Executive Summary
Modern conflict is fought in public attention as much as on the ground. During the late-2025 balloon crisis, Vilnius International Airport closed for more than 60 cumulative hours, affecting over 51,000 passengers, while official communication arrived hours late. In April 2026 the Russian Ministry of Defence published a 21-target European list naming Vilnius; EUvsDisinfo tracks the 'Lithuania occupied by NATO' cluster and a Belarusian 'manipulated voices' operation producing synthetic audio of officials. The Ministry of National Defence press office, the public broadcaster LRT, the BNS news agency, and the Riflemen Union each communicate in their own lane, but no single capability runs proactive, government-wide strategic communication. Reference models exist: Ukraine's General Staff press service and GUR Special Communications Department from 2022; the NATO Strategic Communications Centre of Excellence in Riga; Vilnius-based DebunkEU.org. The Israeli wartime narrative is a cautionary case (Chatham House April 2026, Super-Sparta erosion). The recommended next step is a feasibility study by the Ministry of National Defence with Seimas and civil-society input examining mandate, legal authority, staffing within the 2026 defense budget of 4.79 billion euros, and the boundary with independent journalism. Form is a Lithuanian determination.
The Problem
Russian information operations against Lithuania run continuously. EUvsDisinfo logs the 'Lithuania occupied by NATO' narrative cluster across 2024-2026; a Belarusian-linked 'manipulated voices' operation produces synthetic audio of Lithuanian officials. In April 2026 the Russian Ministry of Defence published a 21-target European list naming Vilnius. Gray-zone incidents move faster than press cycles: between October and December 2025, repurposed meteorological balloons crossed Lithuanian airspace repeatedly, closing Vilnius International Airport for more than 60 cumulative hours and disrupting over 51,000 passengers. Official communication arrived hours after social-media speculation had already framed the event.
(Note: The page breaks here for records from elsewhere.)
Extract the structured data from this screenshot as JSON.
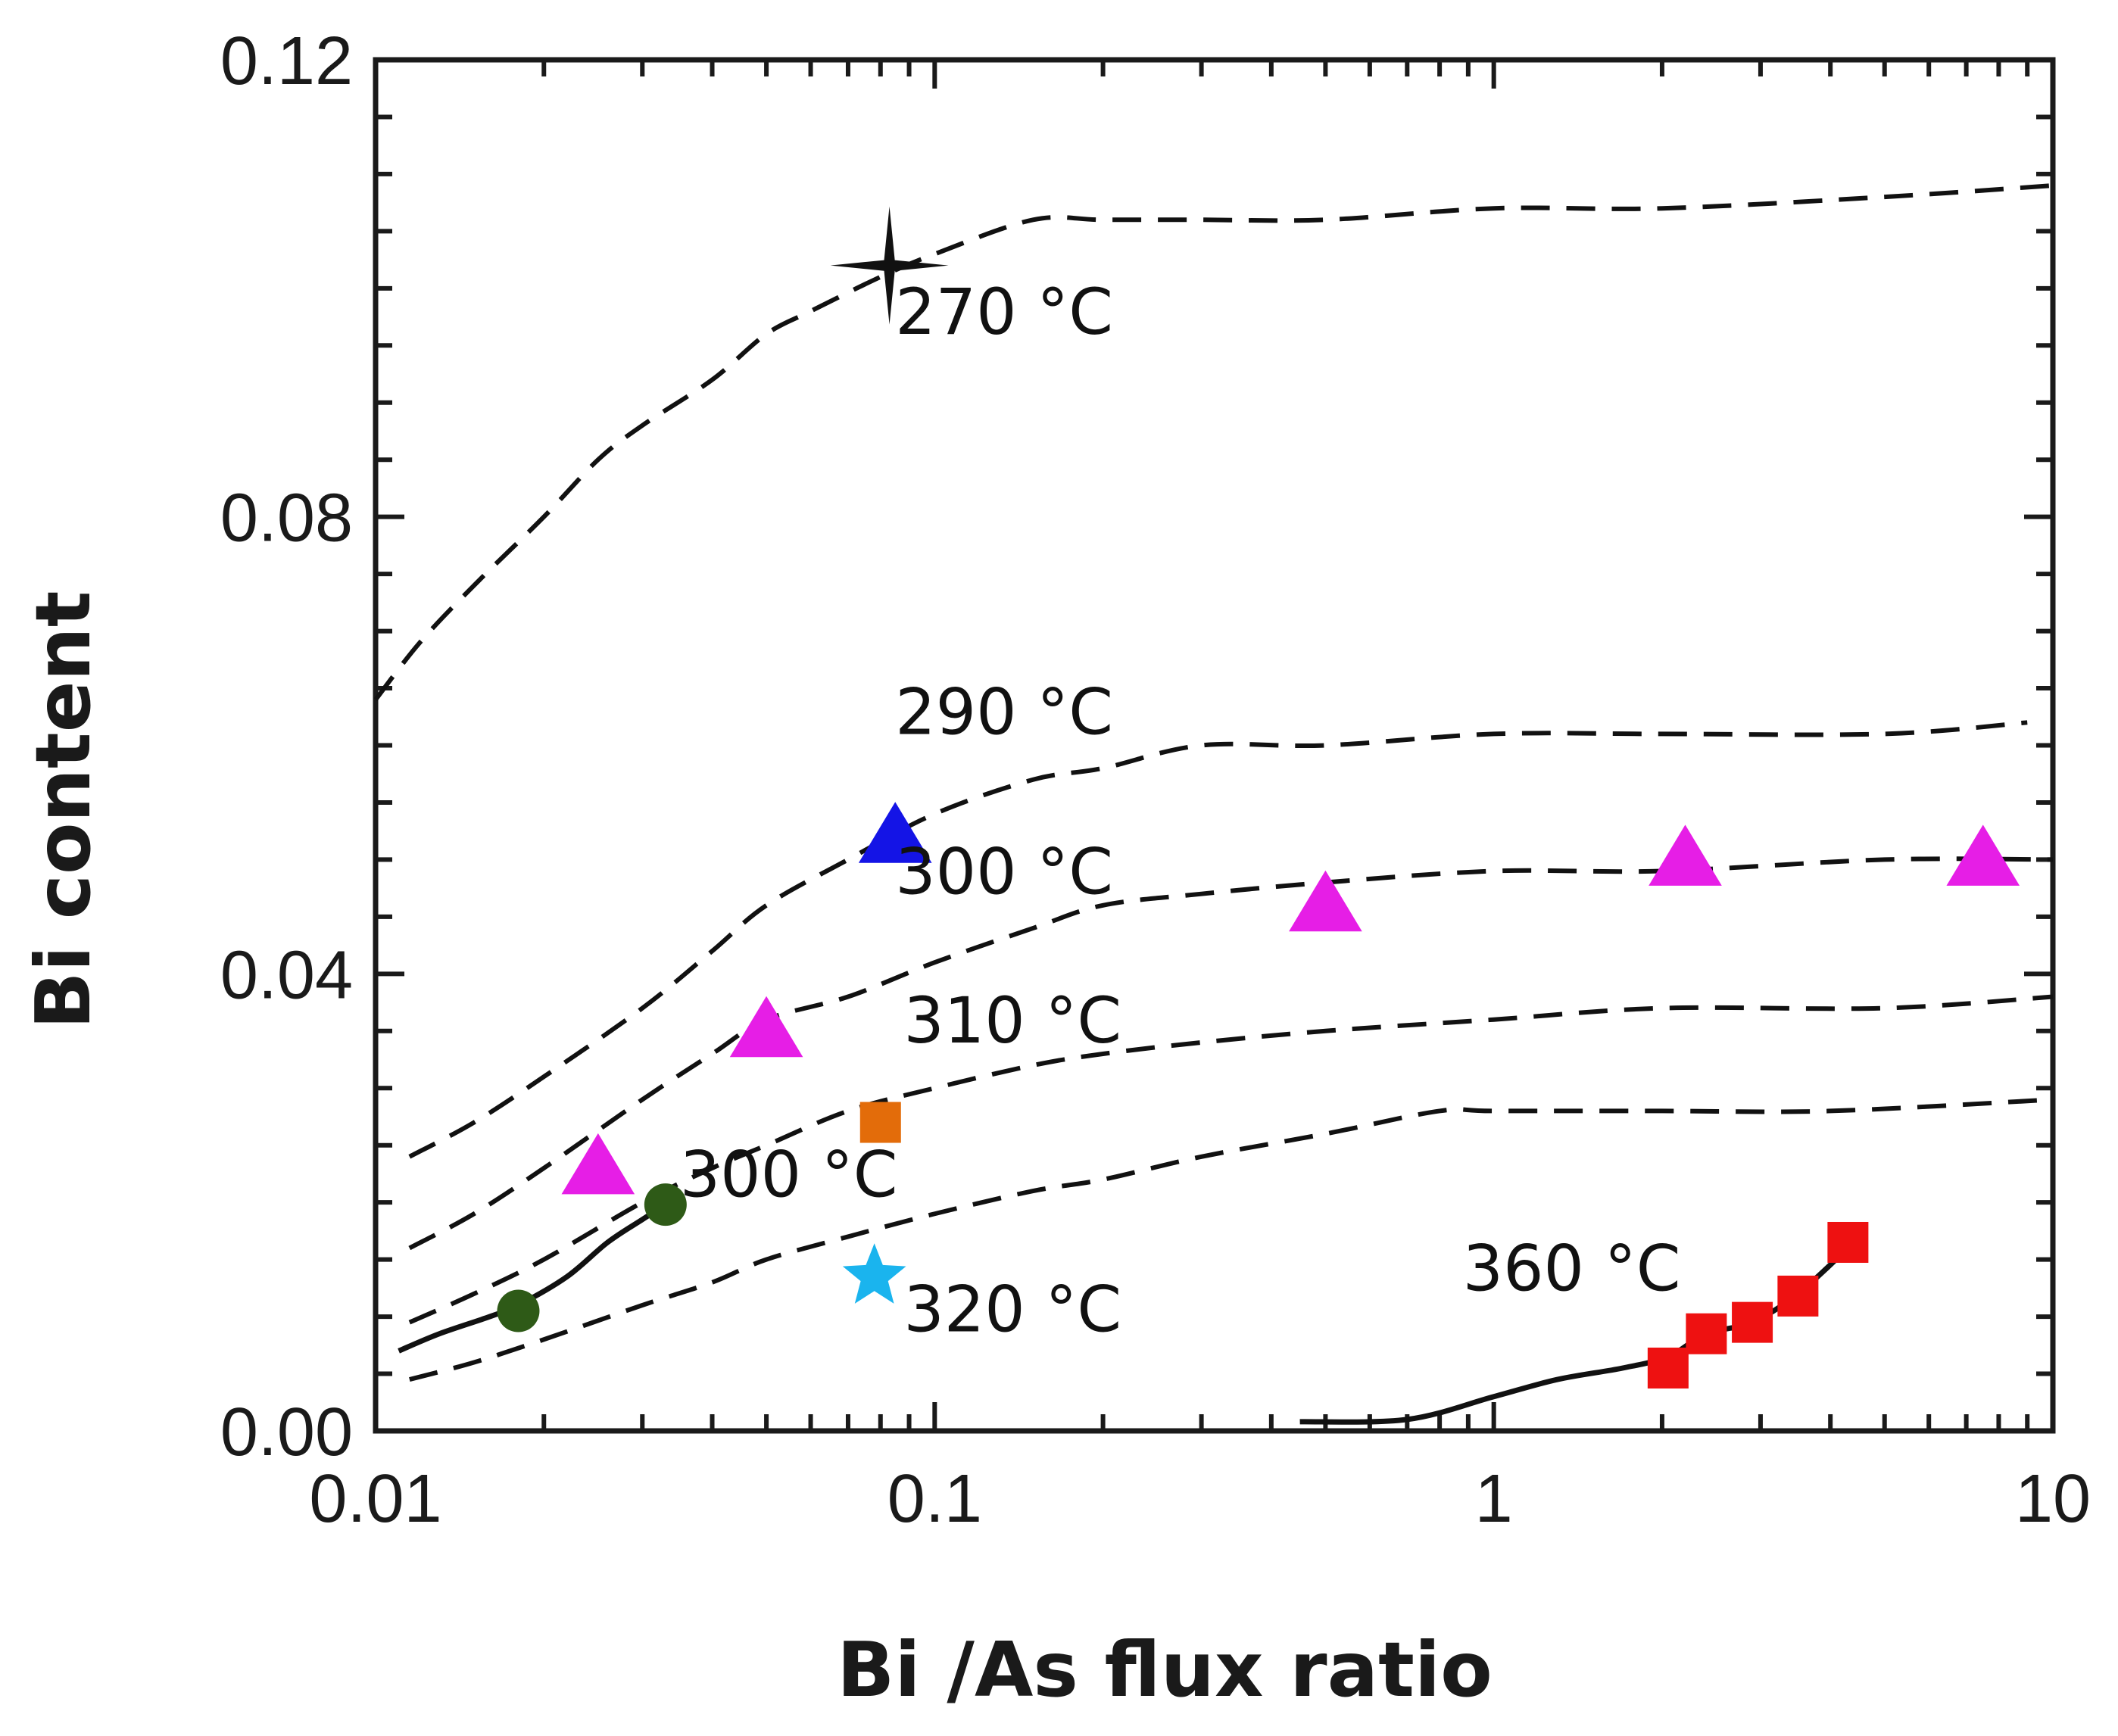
{
  "chart_data": {
    "type": "scatter",
    "xlabel": "Bi /As flux ratio",
    "ylabel": "Bi content",
    "xscale": "log",
    "xlim": [
      0.01,
      10
    ],
    "ylim": [
      0,
      0.12
    ],
    "x_ticks": [
      {
        "value": 0.01,
        "label": "0.01"
      },
      {
        "value": 0.1,
        "label": "0.1"
      },
      {
        "value": 1,
        "label": "1"
      },
      {
        "value": 10,
        "label": "10"
      }
    ],
    "y_ticks": [
      {
        "value": 0.0,
        "label": "0.00"
      },
      {
        "value": 0.04,
        "label": "0.04"
      },
      {
        "value": 0.08,
        "label": "0.08"
      },
      {
        "value": 0.12,
        "label": "0.12"
      }
    ],
    "grid": false,
    "curves": [
      {
        "style": "dashed",
        "x": [
          0.01,
          0.012,
          0.015,
          0.02,
          0.025,
          0.03,
          0.04,
          0.05,
          0.06,
          0.08,
          0.1,
          0.15,
          0.2,
          0.3,
          0.5,
          1,
          2,
          5,
          10
        ],
        "y": [
          0.064,
          0.069,
          0.074,
          0.08,
          0.085,
          0.088,
          0.092,
          0.096,
          0.098,
          0.101,
          0.103,
          0.106,
          0.106,
          0.106,
          0.106,
          0.107,
          0.107,
          0.108,
          0.109
        ]
      },
      {
        "style": "dashed",
        "x": [
          0.0115,
          0.015,
          0.02,
          0.03,
          0.04,
          0.05,
          0.07,
          0.1,
          0.15,
          0.2,
          0.3,
          0.5,
          1,
          2,
          5,
          9
        ],
        "y": [
          0.024,
          0.027,
          0.031,
          0.037,
          0.042,
          0.046,
          0.05,
          0.054,
          0.057,
          0.058,
          0.06,
          0.06,
          0.061,
          0.061,
          0.061,
          0.062
        ]
      },
      {
        "style": "dashed",
        "x": [
          0.0115,
          0.015,
          0.02,
          0.03,
          0.04,
          0.05,
          0.07,
          0.1,
          0.15,
          0.2,
          0.3,
          0.5,
          1,
          2,
          5,
          10
        ],
        "y": [
          0.016,
          0.019,
          0.023,
          0.029,
          0.033,
          0.036,
          0.038,
          0.041,
          0.044,
          0.046,
          0.047,
          0.048,
          0.049,
          0.049,
          0.05,
          0.05
        ]
      },
      {
        "style": "dashed",
        "x": [
          0.0115,
          0.015,
          0.02,
          0.03,
          0.04,
          0.05,
          0.07,
          0.1,
          0.15,
          0.2,
          0.3,
          0.5,
          1,
          2,
          5,
          10
        ],
        "y": [
          0.0095,
          0.012,
          0.015,
          0.02,
          0.023,
          0.025,
          0.028,
          0.03,
          0.032,
          0.033,
          0.034,
          0.035,
          0.036,
          0.037,
          0.037,
          0.038
        ]
      },
      {
        "style": "dashed",
        "x": [
          0.0115,
          0.015,
          0.02,
          0.03,
          0.04,
          0.05,
          0.07,
          0.1,
          0.15,
          0.2,
          0.3,
          0.5,
          0.8,
          1,
          2,
          4,
          10
        ],
        "y": [
          0.0045,
          0.006,
          0.008,
          0.011,
          0.013,
          0.015,
          0.017,
          0.019,
          0.021,
          0.022,
          0.024,
          0.026,
          0.028,
          0.028,
          0.028,
          0.028,
          0.029
        ]
      },
      {
        "style": "solid",
        "x": [
          0.011,
          0.013,
          0.016,
          0.018,
          0.022,
          0.026,
          0.03,
          0.033
        ],
        "y": [
          0.007,
          0.0085,
          0.01,
          0.011,
          0.0135,
          0.0165,
          0.0185,
          0.0198
        ]
      },
      {
        "style": "solid",
        "x": [
          0.45,
          0.7,
          1,
          1.3,
          1.7,
          2.05,
          2.4,
          2.9,
          3.5,
          4.3
        ],
        "y": [
          0.0008,
          0.001,
          0.003,
          0.0045,
          0.0055,
          0.0065,
          0.0085,
          0.0095,
          0.012,
          0.016
        ]
      }
    ],
    "markers": [
      {
        "shape": "cross-star",
        "color": "#111111",
        "points": [
          [
            0.083,
            0.102
          ]
        ]
      },
      {
        "shape": "triangle",
        "color": "#1414e6",
        "points": [
          [
            0.085,
            0.052
          ]
        ]
      },
      {
        "shape": "triangle",
        "color": "#e61ee6",
        "points": [
          [
            0.025,
            0.023
          ],
          [
            0.05,
            0.035
          ],
          [
            0.5,
            0.046
          ],
          [
            2.2,
            0.05
          ],
          [
            7.5,
            0.05
          ]
        ]
      },
      {
        "shape": "square",
        "color": "#e36c0a",
        "points": [
          [
            0.08,
            0.027
          ]
        ]
      },
      {
        "shape": "circle",
        "color": "#2e5a17",
        "points": [
          [
            0.018,
            0.0105
          ],
          [
            0.033,
            0.0198
          ]
        ]
      },
      {
        "shape": "star",
        "color": "#1ab4ee",
        "points": [
          [
            0.078,
            0.0135
          ]
        ]
      },
      {
        "shape": "square",
        "color": "#ee1111",
        "points": [
          [
            2.05,
            0.0055
          ],
          [
            2.4,
            0.0085
          ],
          [
            2.9,
            0.0095
          ],
          [
            3.5,
            0.0118
          ],
          [
            4.3,
            0.0165
          ]
        ]
      }
    ],
    "annotations": [
      {
        "text": "270 °C",
        "x": 0.085,
        "y": 0.096
      },
      {
        "text": "290 °C",
        "x": 0.085,
        "y": 0.061
      },
      {
        "text": "300 °C",
        "x": 0.085,
        "y": 0.047
      },
      {
        "text": "310 °C",
        "x": 0.088,
        "y": 0.034
      },
      {
        "text": "300 °C",
        "x": 0.035,
        "y": 0.0205
      },
      {
        "text": "320 °C",
        "x": 0.088,
        "y": 0.0087
      },
      {
        "text": "360 °C",
        "x": 0.88,
        "y": 0.0123
      }
    ]
  }
}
Lithuania has capable institutions in adjacent lanes — the Ministry of National Defence press office, LRT public broadcasting, BNS news agency, the Riflemen Union civilian-volunteer pool, and DebunkEU.org civilian monitoring — but no single capability runs proactive, government-wide strategic communication. Pre-bunking of expected Russian narratives, rapid factual response during incidents, and consistent commander-level public presence are uneven. The 2025 balloon crisis is the clearest recent case of inadequate civil-military communication under stress.
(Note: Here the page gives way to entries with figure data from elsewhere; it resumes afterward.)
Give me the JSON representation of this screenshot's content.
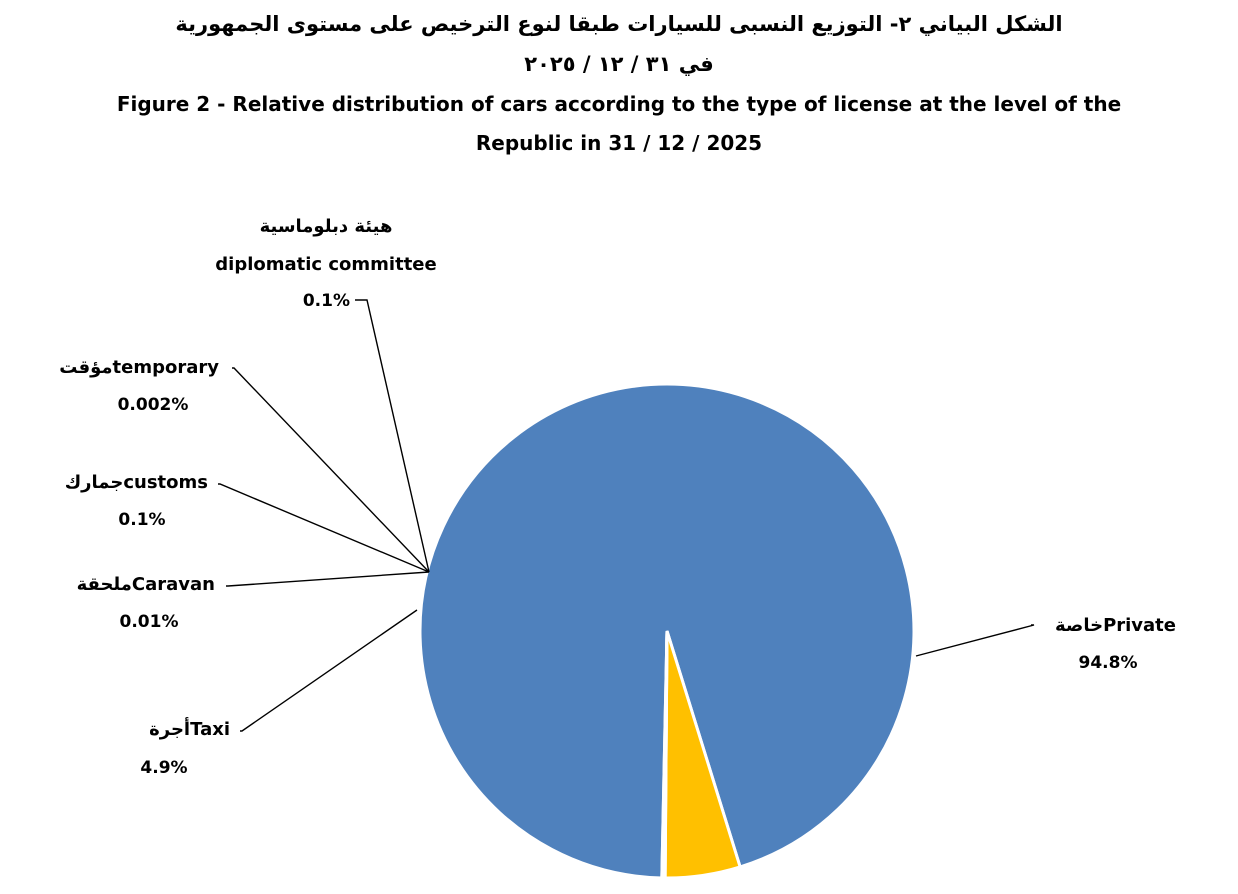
{
  "chart_data": {
    "type": "pie",
    "title_ar_line1": "الشكل البياني ٢-  التوزيع النسبى للسيارات طبقا لنوع الترخيص على مستوى الجمهورية",
    "title_ar_line2": "في ٣١ / ١٢ / ٢٠٢٥",
    "title_en_line1": "Figure 2 - Relative distribution of cars according to the type of license at the level of the",
    "title_en_line2": "Republic in 31 / 12 / 2025",
    "slices": [
      {
        "label_en": "Private",
        "label_ar": "خاصة",
        "value": 94.8,
        "pct": "94.8%",
        "color": "#4f81bd"
      },
      {
        "label_en": "Taxi",
        "label_ar": "أجرة",
        "value": 4.9,
        "pct": "4.9%",
        "color": "#ffc000"
      },
      {
        "label_en": "Caravan",
        "label_ar": "ملحقة",
        "value": 0.01,
        "pct": "0.01%",
        "color": "#9bbb59"
      },
      {
        "label_en": "customs",
        "label_ar": "جمارك",
        "value": 0.1,
        "pct": "0.1%",
        "color": "#8064a2"
      },
      {
        "label_en": "temporary",
        "label_ar": "مؤقت",
        "value": 0.002,
        "pct": "0.002%",
        "color": "#4bacc6"
      },
      {
        "label_ar": "هيئة دبلوماسية",
        "label_en": "diplomatic committee",
        "value": 0.1,
        "pct": "0.1%",
        "color": "#f79646"
      }
    ]
  }
}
Without action: Russian narratives set the frame during incidents; public trust in official information erodes; allied capitals read confusion rather than capability; the next gray-zone or kinetic event is communicated worse than the last.
Lithuanian Context
Lithuania's media ecosystem is small, multilingual (Lithuanian, Russian, Polish, English), and tightly connected to civil society. The boundary between legitimate government communication and independent journalism must be preserved; the Riflemen Union and DebunkEU.org show that civilian capacity is part of the answer. Whether the right form is a strategic-communication directorate inside the Ministry of National Defence, a cross-ministerial cell, or an expanded press-office mandate is a Lithuanian determination.